In July 2022, the UK’s House of Lords suggested replacing the license fee with a means-tested levy that would be collected by local councils. The fee, according to the House, is to be paid by all households in the country.

Already in the next two years, BBC is expected to face significant financial shortages as the authorities decided to freeze the license fee at the current GBP 159 level, which will not be sufficient for the broadcaster to cover the surge in costs triggered by a galloping inflation.

The Government was likely to launch a formal review of the BBC funding model in the last quarter of 2023, however with elections scheduled for 2024, no decision in this regard is expected earlier than 2025. The BBC financing model is going to change in 2027 when the corporation’s Royal Charter (see Ownership and governance above) is up for renewal.

Editorial independence

There are no rules imposed by the government on the BBC that would allow the government to control the editorial coverage of the station. Although there have been attempts by politicians to influence the BBC’s editorial coverage, the station has managed to protect its editorial independence. Mainly thanks to the funding and governing model of the BBC, political interference in the editorial affairs of the station is difficult to achieve.

In the past year, however, the attacks of the Tory government on BBC have intensified. Stepping up populist rhetoric about the need to eliminate the license fee, government officials are bent on dismantling the BBC’s current funding model, which secured its independence for nearly a century. Some of these attacks are hosted and promoted by several Conservative newspapers in Britain.

Besides regulatory rules and guidance, the BBC’s Royal Charter also contains a series of guarantees for the broadcaster’s editorial independence.

According to the Royal Charter and the accompanying Agreement, the BBC Board is in charge of setting the broadcaster’s editorial standards.
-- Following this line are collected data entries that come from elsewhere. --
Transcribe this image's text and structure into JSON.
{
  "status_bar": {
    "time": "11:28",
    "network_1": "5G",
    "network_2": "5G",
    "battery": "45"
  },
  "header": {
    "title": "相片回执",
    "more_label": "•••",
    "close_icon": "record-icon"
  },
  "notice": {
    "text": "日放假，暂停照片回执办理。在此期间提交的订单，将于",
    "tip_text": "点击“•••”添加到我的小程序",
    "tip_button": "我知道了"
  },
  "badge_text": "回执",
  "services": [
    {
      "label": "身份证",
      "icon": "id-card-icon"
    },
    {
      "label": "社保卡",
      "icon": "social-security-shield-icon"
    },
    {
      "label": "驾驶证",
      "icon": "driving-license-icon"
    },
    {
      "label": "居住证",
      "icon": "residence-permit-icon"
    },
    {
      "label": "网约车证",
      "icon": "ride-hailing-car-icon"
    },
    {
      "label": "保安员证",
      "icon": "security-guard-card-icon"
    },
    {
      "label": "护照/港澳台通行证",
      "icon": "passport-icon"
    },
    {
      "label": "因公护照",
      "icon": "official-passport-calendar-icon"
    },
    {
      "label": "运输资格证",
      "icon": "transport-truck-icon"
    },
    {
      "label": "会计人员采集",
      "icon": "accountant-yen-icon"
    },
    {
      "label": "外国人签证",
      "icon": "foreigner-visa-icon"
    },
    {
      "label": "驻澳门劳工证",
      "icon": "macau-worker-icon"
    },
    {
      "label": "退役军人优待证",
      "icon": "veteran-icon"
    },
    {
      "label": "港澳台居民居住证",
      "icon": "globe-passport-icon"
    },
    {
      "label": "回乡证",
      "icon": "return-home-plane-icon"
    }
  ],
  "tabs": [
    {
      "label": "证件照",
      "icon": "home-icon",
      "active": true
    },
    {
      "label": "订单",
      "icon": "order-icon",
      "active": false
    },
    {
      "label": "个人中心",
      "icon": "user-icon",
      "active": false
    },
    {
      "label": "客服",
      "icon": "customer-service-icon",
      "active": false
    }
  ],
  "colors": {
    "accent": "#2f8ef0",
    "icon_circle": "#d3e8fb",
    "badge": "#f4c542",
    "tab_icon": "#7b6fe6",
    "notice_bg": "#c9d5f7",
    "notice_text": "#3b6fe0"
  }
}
According to the Royal Charter, an important part of the BBC’s mission is to provide impartial news and information. The Charter states that the content produced by the BBC should be at the highest editorial standards. The BBC Board is in charge of ensuring the delivery of the BBC mission and its public purposes.

The BBC also has a dozen other guidelines that set in detail rules for editorial coverage, which are aimed at ensuring quality, independence, diversity and plurality in the broadcaster’s coverage.

The BBC has a solid system of internal and external oversight in place. First and foremost, it is the job of the BBC Board to monitor how the station carries out its public service duties and document that in a publicly available Annual Report, which includes a section on how the group delivers on its public purposes.

Secondly, the BBC regularly organizes public consultations on a variety of issues, including TV license policies, regulation and governance and editorial issues. These public consultations are open to anybody who wants to give feedback. Industry bodies and other organizations regularly provide feedback as part of these consultation processes.

Finally, the UK has a number of other accountability mechanisms for media, BBC included, in cross-party parliamentary and House of Lords committees that investigate on a regular basis media-related issues. Thanks to the vibrant civil society in England, these exchanges are very important as academics, experts and the public are invited to submit evidence.